Aspose format conversion library

The library is intended to process significant data items between various format layouts. Initially it's made for XML (schema is here) and custom binary file (see BinaryFormatSerializationData).

Architecture

In general, the idea was to maximally hide the implementation from the user and work heavily with abstractions to ease the development process and provide extensibility.

All format processors which implement features for data manipulation are populated by main CommonFormatConverter class (using CreateFormatProcessor method which returns IFormatProcessor). Also, it has high-level Convert method to transofrm data between formats in case user doesn't need any intermidiate manipulation. It implements ICommonFormatConverter interface, which is hidden from the user and used for development process only. Format processors are initialized using reflection in the static constructor of CommonFormatConverter to decouple from their implementation during development.

Each format processor implements IFormatProcessor interface, through wich users are interacting with an instance: manipulating data and processing files. Data items are implementing IFormatDataItem interface and can be accessed by indexer, IEnumerable or Data collection; collection is processed with SetData, AddNewDataItem, AddItem,RemoveDataItem and ClearData methods. Base class that contains general features for a typical format processor is FormatProcessorBase.

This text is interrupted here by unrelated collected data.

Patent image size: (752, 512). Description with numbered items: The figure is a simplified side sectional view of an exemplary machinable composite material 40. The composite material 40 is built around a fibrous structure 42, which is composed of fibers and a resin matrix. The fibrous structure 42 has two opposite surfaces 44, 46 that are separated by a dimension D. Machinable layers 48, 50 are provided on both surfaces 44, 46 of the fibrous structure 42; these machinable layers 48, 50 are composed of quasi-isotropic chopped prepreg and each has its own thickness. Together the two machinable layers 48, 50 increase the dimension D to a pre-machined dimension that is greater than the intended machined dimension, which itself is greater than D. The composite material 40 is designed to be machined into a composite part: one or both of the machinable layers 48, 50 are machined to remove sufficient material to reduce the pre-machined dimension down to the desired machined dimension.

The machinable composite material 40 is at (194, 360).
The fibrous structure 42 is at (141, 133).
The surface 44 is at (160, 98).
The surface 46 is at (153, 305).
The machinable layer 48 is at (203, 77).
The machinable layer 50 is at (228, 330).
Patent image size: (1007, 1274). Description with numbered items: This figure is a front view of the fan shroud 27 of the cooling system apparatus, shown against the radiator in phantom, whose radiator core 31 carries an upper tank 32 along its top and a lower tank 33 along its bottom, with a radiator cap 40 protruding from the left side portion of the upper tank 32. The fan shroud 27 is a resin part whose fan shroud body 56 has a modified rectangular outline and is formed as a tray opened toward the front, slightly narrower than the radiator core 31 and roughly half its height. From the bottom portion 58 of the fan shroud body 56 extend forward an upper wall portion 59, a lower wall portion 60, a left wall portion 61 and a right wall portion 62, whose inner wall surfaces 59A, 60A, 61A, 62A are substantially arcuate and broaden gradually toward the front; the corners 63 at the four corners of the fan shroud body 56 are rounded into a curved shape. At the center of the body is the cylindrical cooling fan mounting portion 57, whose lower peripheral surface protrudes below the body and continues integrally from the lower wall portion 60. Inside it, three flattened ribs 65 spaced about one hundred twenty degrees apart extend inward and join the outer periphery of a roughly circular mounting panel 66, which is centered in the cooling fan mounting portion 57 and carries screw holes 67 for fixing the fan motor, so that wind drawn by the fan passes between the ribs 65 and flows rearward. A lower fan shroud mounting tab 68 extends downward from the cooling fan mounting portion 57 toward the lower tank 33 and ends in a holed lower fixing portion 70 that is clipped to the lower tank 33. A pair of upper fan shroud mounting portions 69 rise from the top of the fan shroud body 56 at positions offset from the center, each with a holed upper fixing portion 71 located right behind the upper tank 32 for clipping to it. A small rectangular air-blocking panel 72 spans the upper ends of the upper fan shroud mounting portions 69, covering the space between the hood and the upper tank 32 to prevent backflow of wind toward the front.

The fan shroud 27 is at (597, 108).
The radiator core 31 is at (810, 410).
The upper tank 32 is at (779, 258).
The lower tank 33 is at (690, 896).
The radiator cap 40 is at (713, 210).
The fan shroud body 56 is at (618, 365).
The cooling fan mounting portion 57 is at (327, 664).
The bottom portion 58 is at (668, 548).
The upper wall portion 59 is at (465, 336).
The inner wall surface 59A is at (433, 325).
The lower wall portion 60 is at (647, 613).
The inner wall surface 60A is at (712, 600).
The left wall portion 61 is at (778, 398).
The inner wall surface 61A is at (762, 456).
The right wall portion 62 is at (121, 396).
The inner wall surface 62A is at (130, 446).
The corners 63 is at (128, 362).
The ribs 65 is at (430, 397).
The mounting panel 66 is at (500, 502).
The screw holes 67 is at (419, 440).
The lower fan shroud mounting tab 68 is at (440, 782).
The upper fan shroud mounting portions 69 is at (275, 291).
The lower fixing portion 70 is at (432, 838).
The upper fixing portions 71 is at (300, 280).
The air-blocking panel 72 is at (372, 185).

Separate data item manipulation is provided through IFormatDataItem interface, which gives ability for the user to set date, brand name and price. FormatDataItem class implements IFormatDataItem and is used in FormatProcessorBase.

Pros

  1. Extensibility. Each new format processor can be easily added by inheriting from the FormatProcessorBase, which already has most of needed functionality - you only need to implement format-specific features.
  2. Abstractions are properly separated from the implementation.
  3. Encapsulation. Previous pro gives developer an abilty to give public access only to the CommonFormatConverter, leaving everything else for interfaces, which is good for class libraries.
  4. Unit testing. It covers almost 90% of code, and is already implemented to cover all basic format processor features through iteration of valid formats in test cases, so adding another format processor won't significantly decrease code coverage.

Cons

  1. Each format processor implementation is in the same project as the others, including base classes and abstractions, which may lead to a sort of a mess if there are dozens of formats.

Sample code

Simple usage demonstration can be found here.

Future development

  1. Separate base classes and abstractions from format processors with different projects for more convinient development process, where each format processor has it's own project.
  2. Find a way to validate and parse binary files with some sort of schema (since they are widely used and heavily customized). BeeSchema has bugs right now, but is still in development process, so it may be used in the future.
  3. Implement features that will allow library to work not only with file paths, but streams etc. for reading and writing data on the user side (though, in the end, writing is already performed to a stream now).